1
votes

I am using Spark Streaming (Spark V1.6.0) along with HBase in my project, and HBase(HBase V1.1.2) configurations are transferred among executors with broadcast variable. The Spark Streaming application works at first, while about 2 days later, exception will appear.

  val hBaseContext: HBaseContext = new HBaseContext(sc, HBaseCock.hBaseConfiguration())
  private def _materialDStream(dStream: DStream[(String, Int)], columnName: String, batchSize: Int) = {
    hBaseContext.streamBulkIncrement[(String, Int)](
      dStream,
      hTableName,
      (t) => {
        val rowKey = t._1
        val incVal = t._2
        val increment = new Increment(Bytes.toBytes(rowKey))
        increment.addColumn(Bytes.toBytes(hFamily), Bytes.toBytes(columnName), incVal)
        increment
      }, batchSize)
  }

Whole source file for HBaseContext could be found HBaseContext.scala, and some snippets could be found below.

And after days of running, exception will appear and the stack trace is:

Unable to getConfig from broadcast
16/02/01 10:08:10 ERROR Executor: Exception in task 3.0 in stage 187175.0 (TID 561527)

The logic is as follows:

  1. Create HBaseContext with config (HBaseContext) and broadcast the config (save the config to file if file path is specified)
  2. Before connecting HBase, first it will check if the field config is null, and if so, restore it from the specified file, or if no file path is specified, restore it from the broadcast variable.

The problem happens when restoring configuration from broadcast variables, and exception happens reading value from broadcast, in "configBroadcast.value.value".

I guess if Spark Streaming won't restore the broadcast variables if master failed, while the getOrCreate() is used to get a SparkStreaming instance. I am more curious about in HBaseContext.scala source code, that file is preferred to broadcast variable to restore values. So what is the best practise using broadcast in Spark Streaming? Do I need to store them in files, say files in HDFS?

class HBaseContext(@transient sc: SparkContext, @transient config: Configuration, val tmpHdfsConfgFile: String = null) extends Serializable{
    @transient var tmpHdfsConfiguration: Configuration = config

    val broadcastedConf = sc.broadcast(new SerializableWritable(config))
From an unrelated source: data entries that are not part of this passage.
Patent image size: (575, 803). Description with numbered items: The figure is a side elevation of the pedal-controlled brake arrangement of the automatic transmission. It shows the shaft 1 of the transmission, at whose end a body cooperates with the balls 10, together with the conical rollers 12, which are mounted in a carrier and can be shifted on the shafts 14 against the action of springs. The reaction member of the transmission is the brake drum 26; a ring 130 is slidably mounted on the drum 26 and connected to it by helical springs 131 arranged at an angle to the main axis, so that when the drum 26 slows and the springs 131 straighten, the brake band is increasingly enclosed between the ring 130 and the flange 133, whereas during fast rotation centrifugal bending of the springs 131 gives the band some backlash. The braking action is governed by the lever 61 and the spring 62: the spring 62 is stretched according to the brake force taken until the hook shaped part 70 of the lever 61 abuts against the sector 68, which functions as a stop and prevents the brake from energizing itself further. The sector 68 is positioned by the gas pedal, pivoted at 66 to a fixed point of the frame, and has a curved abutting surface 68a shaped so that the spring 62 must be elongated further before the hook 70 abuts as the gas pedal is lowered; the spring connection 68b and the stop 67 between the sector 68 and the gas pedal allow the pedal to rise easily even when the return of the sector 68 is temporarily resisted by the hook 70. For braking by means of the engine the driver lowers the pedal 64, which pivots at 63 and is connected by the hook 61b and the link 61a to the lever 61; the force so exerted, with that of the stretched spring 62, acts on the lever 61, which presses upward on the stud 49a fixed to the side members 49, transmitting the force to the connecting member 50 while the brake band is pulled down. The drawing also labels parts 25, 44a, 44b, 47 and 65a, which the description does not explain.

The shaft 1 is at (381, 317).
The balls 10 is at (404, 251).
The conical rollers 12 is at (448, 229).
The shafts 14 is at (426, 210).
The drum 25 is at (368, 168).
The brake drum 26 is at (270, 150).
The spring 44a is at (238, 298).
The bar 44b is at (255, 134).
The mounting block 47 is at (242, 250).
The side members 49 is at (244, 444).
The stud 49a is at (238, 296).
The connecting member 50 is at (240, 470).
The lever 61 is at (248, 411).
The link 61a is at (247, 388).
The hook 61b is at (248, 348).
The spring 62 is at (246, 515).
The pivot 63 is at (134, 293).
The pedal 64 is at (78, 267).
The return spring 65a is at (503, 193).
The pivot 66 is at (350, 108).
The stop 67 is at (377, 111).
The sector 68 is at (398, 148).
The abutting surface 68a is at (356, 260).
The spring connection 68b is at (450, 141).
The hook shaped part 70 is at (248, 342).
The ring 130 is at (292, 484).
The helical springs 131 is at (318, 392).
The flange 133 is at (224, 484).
    if(tmpHdfsConfgFile != null && config != null){
      // save config to file
    }

    private def getConf(configBroadcast: Broadcast[SerializableWritable[Configuration]]): Configuration = {

      if (tmpHdfsConfiguration != null) {
        tmpHdfsConfiguration
      } else if (tmpHdfsConfgFile != null) {
        // read config from file

        tmpHdfsConfiguration
      }
      if (tmpHdfsConfiguration == null) {
        try {
          // Exception happens here!!!
          tmpHdfsConfiguration = configBroadcast.value.value
          tmpHdfsConfiguration
        } catch {
          case ex: Exception => {
            println("Unable to getConfig from broadcast")
          }
        }
      }
    tmpHdfsConfiguration
  }
}
1

1 Answers

1
votes

Broadcast variables are reset after spark job is restarted for some reason. Or Driver is re-associated with attempt after job failure.

In case of streaming job, to use broadcast variable one should initialize the broadcast from sprarkContext just before creating StreamingContext. This will ensure the broadcast variables are available when the streaming starts.

JavaSparkContext javaSparkContext = createSparkContext();

Broadcast<BroadcastContext> broadcastContext = getBroadcastContext(javaSparkContext);

JavaStreamingContext javaStreamingContext = JavaStreamingContext.getOrCreate(sparkCheckPointDir,
                () -> processor.create(sparkCheckPointDir, javaSparkContext));